Regardless of the financial reasons for so many classes being so large this year, the effect this will have on students’ learning is unclear. 

“So I think discussions are fun. I think there’s a little bit more energy in the class,” Leuschen said. “I like the bigger class in the sense that I think it will spark some discussions, but I do worry that some kids will get lost in the mix. That they’re not either comfortable speaking up with that many people in a class, or I just can’t get to everybody that I need to.”

Some students have found silver linings to the situation, as being able to interact with 30 other students at once has been helpful for them.

“It kind of helps me encourage others to continue drawing, and it also helps to focus for some reason,” junior Jerwin Rapada, who takes Poteet’s nested drawing class, said. “Because they also help me. It’s like everyone critiques each other’s art. It’s like a whole bonding system.”

But for many others, larger classes haven’t been as beneficial.

“I’d say it’s kind of harder to get a hold of the teacher, but other than that, you can just wait there and be patient,” junior Lily Norton said. “I’m accustomed to smaller classes. So, especially in an advanced setting, like an AP class, having less people in a room gives the teacher more time to come and talk to you individually, which will help you with the content.
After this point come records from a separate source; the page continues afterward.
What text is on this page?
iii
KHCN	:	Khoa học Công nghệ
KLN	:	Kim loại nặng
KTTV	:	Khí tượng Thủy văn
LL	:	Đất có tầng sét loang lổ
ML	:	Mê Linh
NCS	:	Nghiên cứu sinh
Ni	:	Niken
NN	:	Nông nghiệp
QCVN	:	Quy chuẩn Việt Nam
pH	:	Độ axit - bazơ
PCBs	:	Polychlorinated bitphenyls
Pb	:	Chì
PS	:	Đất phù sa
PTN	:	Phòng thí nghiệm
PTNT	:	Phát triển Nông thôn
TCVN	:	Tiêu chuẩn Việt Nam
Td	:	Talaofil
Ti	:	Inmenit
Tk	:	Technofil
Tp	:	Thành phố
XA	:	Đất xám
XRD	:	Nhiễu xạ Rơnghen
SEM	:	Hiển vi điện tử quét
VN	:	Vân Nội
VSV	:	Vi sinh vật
So I feel a bit crammed in there.”

Ideally, most higher-level advanced or AP classrooms have fewer than 20 students, which teachers enjoy, as they can pay better attention to the needs of every student. But that’s not always possible, and students may have to take more responsibility for learning what they need to.

“I think it definitely forces you to have a little more independence and [have] your own pace,” junior Brendan Symons said. “I feel like it’s sink or swim. It’s either you’re going to do well because you have to pretty much teach yourself all the material, or you’re not going to do well. And you’re just going to sink.”

Norton remarked that LHS should hire more teachers, expressing the wishes of staff and students alike. It remains to be seen what lies ahead regarding budget and staffing. 

“This is why I vote and try to put educated people into those positions to make sure that they can make good choices for our public schools,” Leuschen said. “Because I can see when we make poor choices, it’s not great. But I still like my job, so I’ll take it!”